Il y a davantage de maturité dans ce nouvel album. Nous avons pris le temps de l’écrire pour qu’il nous corresponde vraiment. Nous n’avons rien laissé au hasard : du choix des thèmes à la pochette, tout a été réfléchi pour refléter ce que nous voulions montrer de Fallen Lillies. Cela a impliqué beaucoup de remises en question, de doutes, et surtout énormément de travail. Non pas que No Master for Lilly ait été fait « à l’arrache » : c’est un premier album dont nous sommes encore très fières aujourd’hui. Mais, comme son nom l’évoque, nous pensons avoir monté d’un « cran » avec ce deuxième opus.

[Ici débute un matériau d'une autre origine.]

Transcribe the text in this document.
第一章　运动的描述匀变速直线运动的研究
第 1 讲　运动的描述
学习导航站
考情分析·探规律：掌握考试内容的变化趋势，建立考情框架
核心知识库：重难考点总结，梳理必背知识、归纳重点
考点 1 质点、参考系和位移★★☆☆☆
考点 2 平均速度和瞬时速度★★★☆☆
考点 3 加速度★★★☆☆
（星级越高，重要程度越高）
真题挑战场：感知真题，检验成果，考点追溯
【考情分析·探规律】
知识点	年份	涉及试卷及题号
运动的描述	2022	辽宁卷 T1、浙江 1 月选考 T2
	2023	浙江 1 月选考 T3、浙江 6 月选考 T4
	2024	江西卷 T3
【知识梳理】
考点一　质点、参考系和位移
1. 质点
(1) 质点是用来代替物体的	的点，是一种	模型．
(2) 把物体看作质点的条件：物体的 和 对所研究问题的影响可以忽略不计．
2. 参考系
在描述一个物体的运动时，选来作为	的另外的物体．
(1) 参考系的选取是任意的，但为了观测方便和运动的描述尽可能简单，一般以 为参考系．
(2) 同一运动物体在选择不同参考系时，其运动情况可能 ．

Laetitia, tu es arrivée après l’enregistrement de Cran, reprenant le rôle de bassiste en lieu et place de Ludivine. Comment s’est passée ton intégration ? Aurais-tu envie de t’impliquer davantage dans le groupe par la suite, notamment dans la composition ?

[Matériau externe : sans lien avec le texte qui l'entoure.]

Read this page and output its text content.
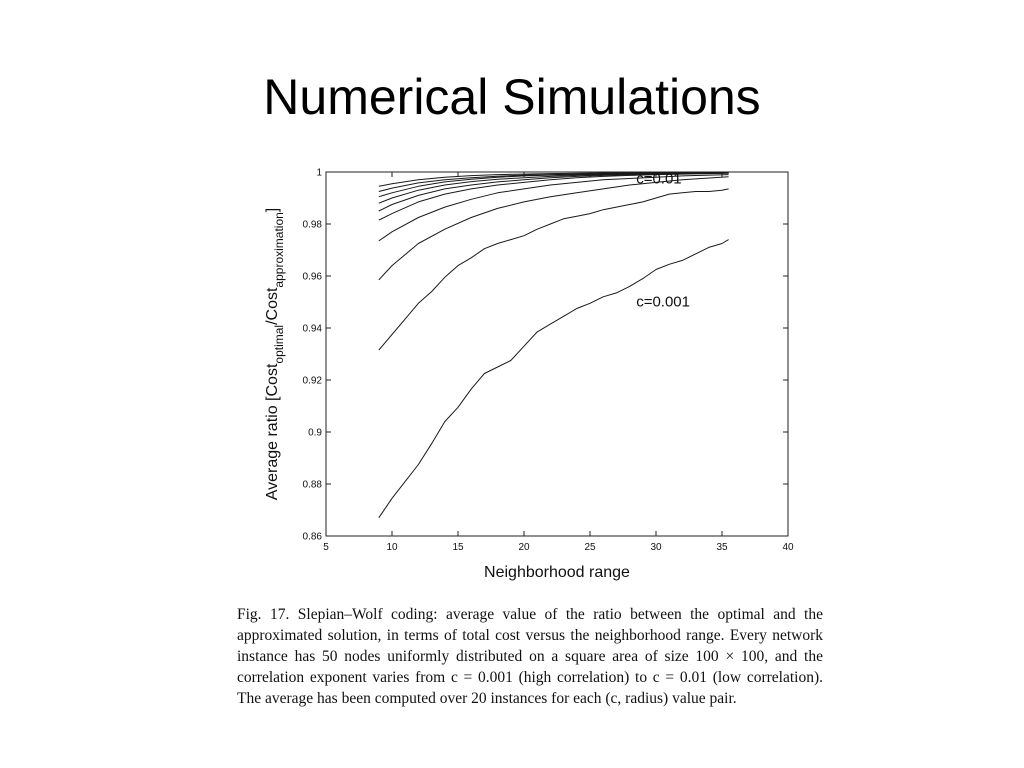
Numerical Simulations
5	10	15	20	25	30	35	40
0.86
0.88
0.9
0.92
0.94
0.96
0.98
1	c=0.01
c=0.001
Neighborhood range
Average ratio [Cost$_{optimal}$/Cost$_{approximation}$]

Fig. 17. Slepian–Wolf coding: average value of the ratio between the optimal and the approximated solution, in terms of total cost versus the neighborhood range. Every network instance has 50 nodes uniformly distributed on a square area of size 100 × 100, and the correlation exponent varies from c = 0.001 (high correlation) to c = 0.01 (low correlation). The average has been computed over 20 instances for each (c, radius) value pair.
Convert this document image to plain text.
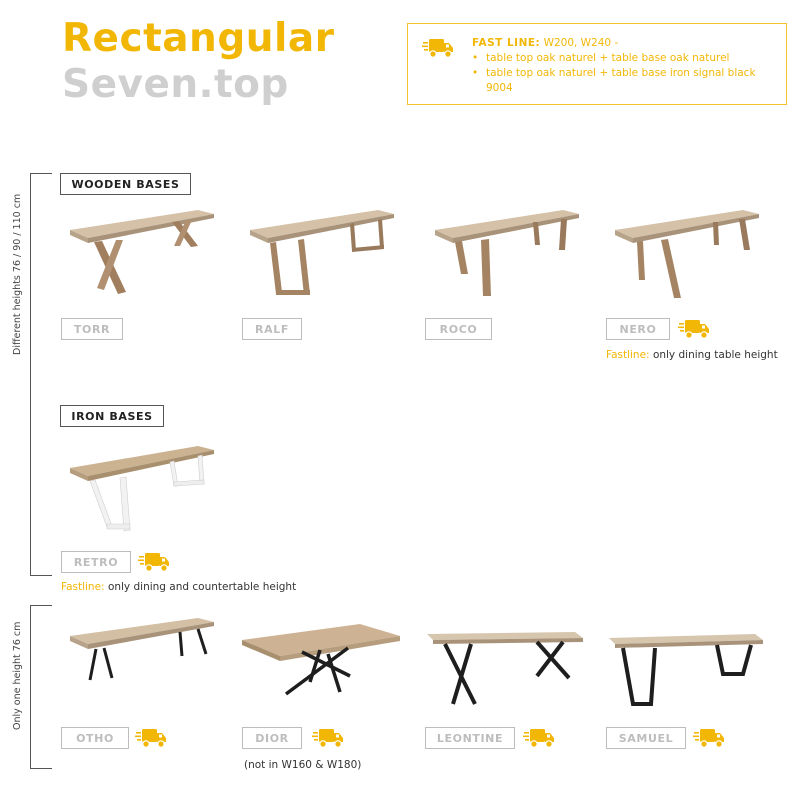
Rectangular
Seven.top
FAST LINE: W200, W240 -
• table top oak naturel + table base oak naturel
• table top oak naturel + table base iron signal black 9004
Different heights 76 / 90 / 110 cm
Only one height 76 cm
WOODEN BASES
IRON BASES
TORR	RALF	ROCO	NERO
Fastline: only dining table height
RETRO
Fastline: only dining and countertable height
OTHO	DIOR
(not in W160 & W180)
LEONTINE	SAMUEL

Forcément, c’est un challenge de passer derrière Ludivine, qui dégageait une énergie incroyable sur scène. Elle restera toujours une Lillies !

Mon intégration s’est passée à merveille. Avec les filles, nous avions déjà appris à nous connaître en octobre 2024, lorsque j’ai remplacé Ludivine sur deux dates. Le courant est tout de suite bien passé entre nous, et aujourd’hui, c’est toujours un plaisir de partir à l’aventure ensemble comme nous le faisons sur nos concerts.

Pour le moment, nous sommes toutes concentrées sur la scène afin de défendre cet album comme il se doit. Je n’ai pas encore vraiment pensé à l’après-tournée, mais ce serait évidemment une belle aventure de composer de nouveaux morceaux avec les filles.


Quels sont les projets de Fallen Lillies pour l’année 2026 ?

Promouvoir ce nouvel album partout en France, et dans les pays francophones si possible, et porter ce projet le plus loin possible !


Pouvez-vous nous donner des nouvelles de Raymonde, la poule figurant sur la pochette et répondant au nom de Raymonde ?

Raymonde va bien ! Elle s’est remise de sa séance photo. Elle est désormais la star du poulailler, mais elle garde les pattes sur terre…


Un petit mot pour nos lecteurs ?

N’hésitez pas à venir nous voir en live : c’est sur scène que nous préférons être !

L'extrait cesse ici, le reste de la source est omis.